Cartagena Convention, MAR sign pact

Agreement to enhance conservation, sustainable management of region’s coastal and marine resources

Friday, May 30, 2014

THE Secretariat to the Convention for the Protection and Development of the Marine Environment of the Wider Caribbean Region, or the Cartagena Convention, and the Mesoamerican Reef Fund (MAR Fund) recently signed a Memorandum of Cooperation to enhance the conservation and sustainable management of coastal and marine resources in areas of mutual interest within the Wider Caribbean Region.

"(The Cartagena Convention Secretariat and the MAR Fund) recognise the fundamental role played by coastal and marine resources in development to sustain natural and cultural diversity for ecosystem productivity and for the provision of goods and services to peoples, local communities, and the planet," said a release dispatched by the Regional Coordinating Unit of the United Nations Environment Programme (UNEP) in Kingston.

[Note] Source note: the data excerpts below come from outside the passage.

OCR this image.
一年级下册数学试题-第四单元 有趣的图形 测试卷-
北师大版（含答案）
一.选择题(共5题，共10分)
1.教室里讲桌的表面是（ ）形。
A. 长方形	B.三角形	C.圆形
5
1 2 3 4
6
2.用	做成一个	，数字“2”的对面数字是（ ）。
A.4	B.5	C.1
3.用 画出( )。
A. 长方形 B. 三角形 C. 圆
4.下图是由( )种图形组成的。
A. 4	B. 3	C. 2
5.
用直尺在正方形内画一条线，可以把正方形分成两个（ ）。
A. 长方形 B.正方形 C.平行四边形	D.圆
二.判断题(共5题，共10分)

Collaboration will also enable joint training support and improved exchange of information among the countries of the region, it added.

The first joint activity undertaken within the framework of the memorandum was a workshop on the control of lionfish in the MAR, which took place May 22 and 23 in Guatemala City.

Over the two days, national and regional experts from the MAR and the insular Caribbean learned about the strategy for lionfish in the Caribbean, which has been aimed at education and awareness, building capacity on the capture of lionfish and techniques to handle the species, as well as incentives and marketing to promote its consumption.

At the end of the workshop, there was a lionfish tasting activity and participants were provided with a lionfish recipe book.

The workshop was funded by the German Cooperation through KfW, UNEP, the Regional Activity Centre for the SPAW Protocol, MAR Fund, the National Commission of Natural Protected Areas of Mexico, Reef Check-Dominican Republic, and national authorities representing the environment, protected areas and fisheries sectors of Mexico, Belize, Guatemala, and Honduras.

The Cartagena Convention is the only legally binding agreement for the conservation and sustainable use of the coastal and marine resources of the Caribbean Sea. The Convention is supported by three technical protocols dealing with oil spills, specially protected areas and wildlife (SPAW), and pollution from land-based sources and activities (LBS). These legal instruments assist countries to ensure that environmental issues are considered in national development activities that may impact the Caribbean Sea.

The MAR Fund is a four-country alliance with the primary purpose being to support the conservation and sustainable use of natural resources in the Mesoamerican Reef eco-region. It operates as a privately managed fund that raises and allocates funding, while relying on the pre-existing technical, administrative, and financial capabilities, and know how of its founding members -- Protected Areas Conservation Trust in Belize, Fundación para la Conservación de los Recursos Naturales y Ambiente in Guatemala, Fundación Biosfera in Honduras, and Fondo Mexicano para la Conservación de la Naturaleza in Mexico -- to operate on the ground.